しかし、同日の「ミヤネ屋」(日本テレビ系)で池谷幸雄さんから「選手たちに聞いたら『そういうミーティングはなかった』と言っていた」と完全否定されてしまいました。まだ真実はわからないものの、第三者からすぐに否定されてしまう釈明は、善悪というより代理人と協議して事前に作った想定問答集の甘さが見えます。

次に、宮川選手が暴力を受けても速見コーチの指導を望んでいることを「宗教みたいだ」と言ったことについては、「ふっと出た言葉。それが表に出てしまったんですけど」と返答。正直に答えたのはいいのですが、自分側の失言である以上、謝罪の言葉を添えるべきでしょう。

さらに塚原副会長は当時の様子を「学校の先生が生徒をさとすように、あるいはお母さんが子どもに『あなたダメですよ』という雰囲気でしたよ。『脅していた』という雰囲気はなかった」と宮原選手の証言を否定。「相手を不快にさせたり、相手の尊厳を傷つけたりする」というパワハラの定義をスルーし、身内である妻のみを擁護するコメントはマイナスイメージが増すだけです。

加藤浩次さんから「『オリンピックに出られなくなる』と言われたことで宮川選手は恐怖を感じていますが、その理由は何だと思いますか?」と聞かれた塚原副会長は、「おそらくいろいろな自分の問題を抱えているから。所属の契約の問題とか、暴力の問題とか」とコメント。身に覚えがないのならパワハラを認める必要はありませんが、原因を相手の中にのみ求め、自分をまったく省みない姿勢は、「利己的な思考の持ち主」と言われても仕方のないものでした。

宮川選手にのみ問題を求める姿勢

加藤さんから、塚原夫妻による「朝日生命体操クラブ」への選手引き抜きに関するコメントが宮川選手以外からも出ていると指摘され、コメントが書かれたフリップを見た塚原副会長は、「なるほどね」と厳しい表情に。
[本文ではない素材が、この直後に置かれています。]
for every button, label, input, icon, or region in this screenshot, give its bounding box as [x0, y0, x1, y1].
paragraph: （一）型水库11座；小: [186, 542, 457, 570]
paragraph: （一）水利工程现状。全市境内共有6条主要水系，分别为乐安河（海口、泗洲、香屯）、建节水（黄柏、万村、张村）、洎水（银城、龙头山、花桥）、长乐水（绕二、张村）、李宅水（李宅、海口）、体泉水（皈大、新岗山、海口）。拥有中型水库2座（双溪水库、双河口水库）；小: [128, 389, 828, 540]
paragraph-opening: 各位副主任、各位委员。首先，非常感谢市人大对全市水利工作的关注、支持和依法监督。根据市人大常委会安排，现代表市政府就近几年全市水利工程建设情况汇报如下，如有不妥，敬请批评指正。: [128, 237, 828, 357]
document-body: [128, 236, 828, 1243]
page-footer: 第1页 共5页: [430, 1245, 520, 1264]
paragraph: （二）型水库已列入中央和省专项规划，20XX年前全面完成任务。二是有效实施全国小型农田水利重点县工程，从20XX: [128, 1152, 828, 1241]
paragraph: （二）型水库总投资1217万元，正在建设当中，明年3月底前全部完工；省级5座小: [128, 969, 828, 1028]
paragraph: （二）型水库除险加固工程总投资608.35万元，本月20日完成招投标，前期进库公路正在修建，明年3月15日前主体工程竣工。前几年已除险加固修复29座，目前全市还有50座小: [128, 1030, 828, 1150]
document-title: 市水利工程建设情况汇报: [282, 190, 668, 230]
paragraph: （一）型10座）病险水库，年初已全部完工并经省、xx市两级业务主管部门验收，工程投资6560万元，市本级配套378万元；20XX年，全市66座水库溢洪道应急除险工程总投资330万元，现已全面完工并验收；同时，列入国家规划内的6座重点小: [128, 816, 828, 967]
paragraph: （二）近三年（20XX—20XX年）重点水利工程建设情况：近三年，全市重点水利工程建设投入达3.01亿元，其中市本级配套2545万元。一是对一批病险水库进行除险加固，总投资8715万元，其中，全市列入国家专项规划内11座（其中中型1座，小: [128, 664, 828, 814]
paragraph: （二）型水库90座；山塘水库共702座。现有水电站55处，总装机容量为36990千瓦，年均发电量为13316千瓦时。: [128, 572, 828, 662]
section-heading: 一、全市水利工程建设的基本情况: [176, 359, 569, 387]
「何でこれだけの人がこう思っているのに、(塚原夫妻と)話がズレるんですか?」と聞かれると、「体操界ではクラブを移動するのは自由になっているんですよね。私のクラブだけではなくて、池谷くんのところもたくさんの人が集まっているし。引き抜きというのは作為的に……たとえば金銭を持ってね」と認識の差を強調しました。